[Comment] Is Partial Complement Blockade Enough in Myasthenia Gravis?

The therapeutic landscape for generalized myasthenia gravis (gMG) has been transformed by a wave of molecular agents that target distinct immunologic pathways. Complement C5 inhibitors such as eculizumab, ravulizumab, and the subcutaneous peptide zilucoplan block terminal complement activation, directly preventing neuromuscular junction damage. Parallel advances in FcRn antagonism—efgartigimod, rozanolixizumab, and nipocalimab—accelerate the catabolism of pathogenic IgG, while inebilizumab’s anti‑CD19 activity depletes B‑cell precursors, offering a third mechanism of disease control. These approvals, spanning 2017 to 2025, have expanded options for patients unresponsive to conventional immunosuppression.
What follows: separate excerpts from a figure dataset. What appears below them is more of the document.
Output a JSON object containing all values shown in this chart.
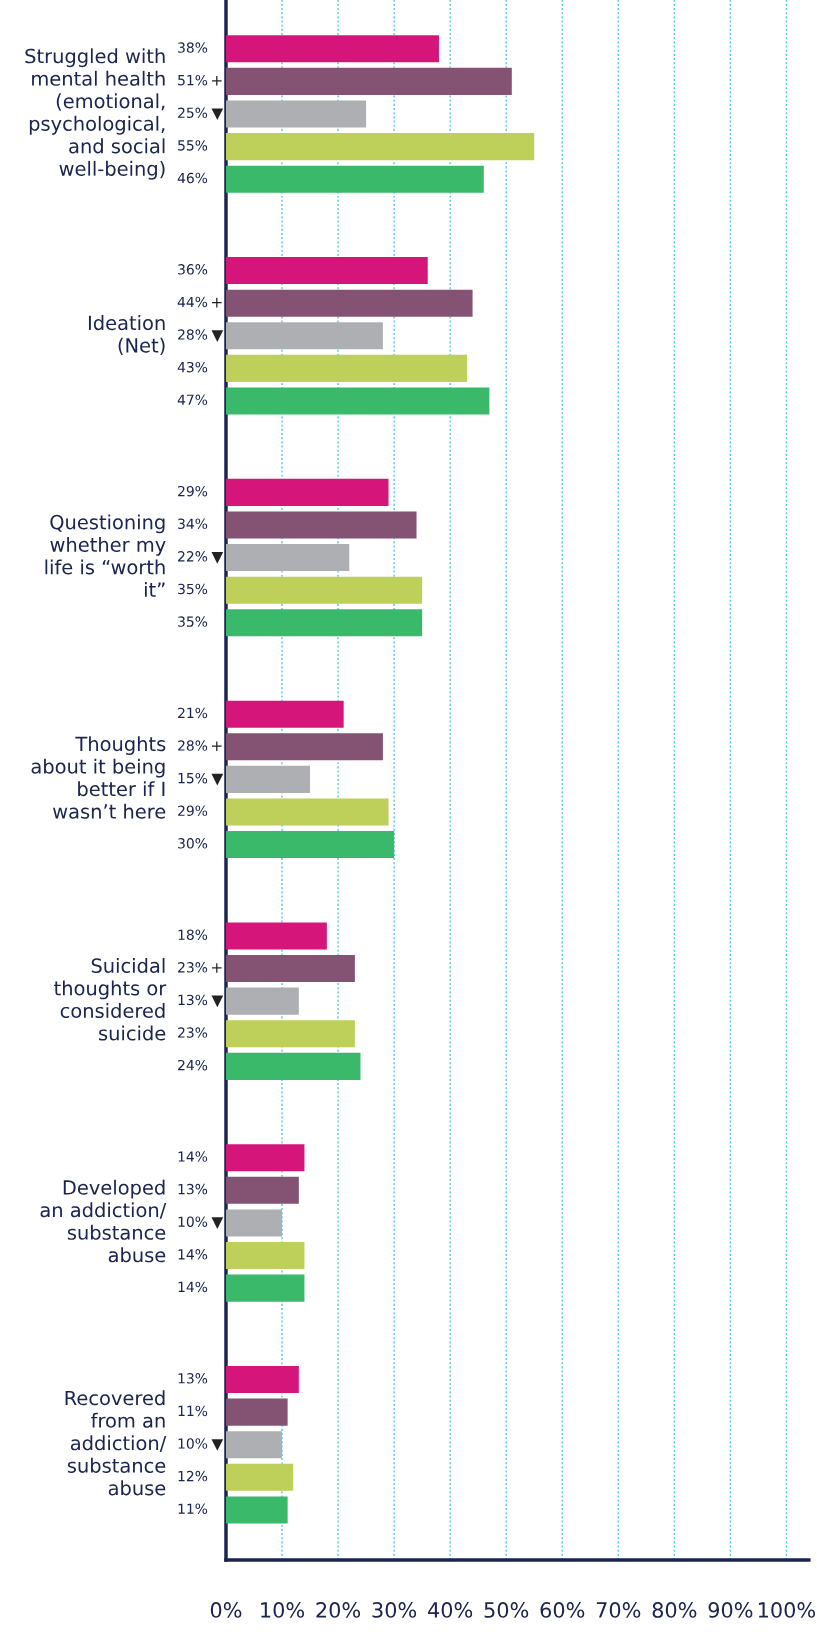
{
  "chart_data": {
    "type": "bar",
    "orientation": "horizontal",
    "categories": [
      "Struggled with\nmental health\n(emotional,\npsychological,\nand social\nwell-being)",
      "Ideation\n(Net)",
      "Questioning\nwhether my\nlife is “worth\nit”",
      "Thoughts\nabout it being\nbetter if I\nwasn’t here",
      "Suicidal\nthoughts or\nconsidered\nsuicide",
      "Developed\nan addiction/\nsubstance\nabuse",
      "Recovered\nfrom an\naddiction/\nsubstance\nabuse"
    ],
    "series": [
      {
        "color": "#d6157a",
        "values": [
          38,
          36,
          29,
          21,
          18,
          14,
          13
        ],
        "value_labels": [
          "38%",
          "36%",
          "29%",
          "21%",
          "18%",
          "14%",
          "13%"
        ]
      },
      {
        "color": "#845374",
        "values": [
          51,
          44,
          34,
          28,
          23,
          13,
          11
        ],
        "value_labels": [
          "51% +",
          "44% +",
          "34%",
          "28% +",
          "23% +",
          "13%",
          "11%"
        ]
      },
      {
        "color": "#aeafb3",
        "values": [
          25,
          28,
          22,
          15,
          13,
          10,
          10
        ],
        "value_labels": [
          "25% ▼",
          "28% ▼",
          "22% ▼",
          "15% ▼",
          "13% ▼",
          "10% ▼",
          "10% ▼"
        ]
      },
      {
        "color": "#bfd05a",
        "values": [
          55,
          43,
          35,
          29,
          23,
          14,
          12
        ],
        "value_labels": [
          "55%",
          "43%",
          "35%",
          "29%",
          "23%",
          "14%",
          "12%"
        ]
      },
      {
        "color": "#3ab96b",
        "values": [
          46,
          47,
          35,
          30,
          24,
          14,
          11
        ],
        "value_labels": [
          "46%",
          "47%",
          "35%",
          "30%",
          "24%",
          "14%",
          "11%"
        ]
      }
    ],
    "xlim": [
      0,
      104
    ],
    "xticks": [
      {
        "value": 0,
        "label": "0%"
      },
      {
        "value": 10,
        "label": "10%"
      },
      {
        "value": 20,
        "label": "20%"
      },
      {
        "value": 30,
        "label": "30%"
      },
      {
        "value": 40,
        "label": "40%"
      },
      {
        "value": 50,
        "label": "50%"
      },
      {
        "value": 60,
        "label": "60%"
      },
      {
        "value": 70,
        "label": "70%"
      },
      {
        "value": 80,
        "label": "80%"
      },
      {
        "value": 90,
        "label": "90%"
      },
      {
        "value": 100,
        "label": "100%"
      }
    ],
    "grid": "x"
  }
}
Phase 3 trials consistently report rapid, clinically meaningful improvements in MG‑ADL and QMG scores, with response rates ranging from 40% to 70% depending on the agent and patient subgroup. Safety profiles are generally favorable, yet the risk of serious infections—particularly meningococcal disease with complement blockade—remains a pivotal concern. Moreover, the durability of response varies; some patients sustain benefit after dose tapering, while others require continuous high‑intensity dosing. The field lacks robust biomarkers to predict which individuals will derive maximal benefit from a given pathway, complicating treatment sequencing and cost‑effectiveness analyses.

Looking ahead, the industry is investing in precision‑medicine approaches that combine pharmacodynamic monitoring with genetic and serologic markers to refine patient selection. Combination regimens that pair complement inhibition with FcRn antagonists are under early investigation, aiming to achieve deeper, more durable remission while potentially lowering individual drug exposure. For pharmaceutical companies, the expanding gMG market—projected to exceed $5 billion globally—offers substantial revenue opportunities, but success will hinge on demonstrating differentiated efficacy, safety, and real‑world value. Clinicians, insurers, and patients alike will benefit from clearer guidance on optimal therapy pathways, ultimately translating scientific advances into improved quality of life.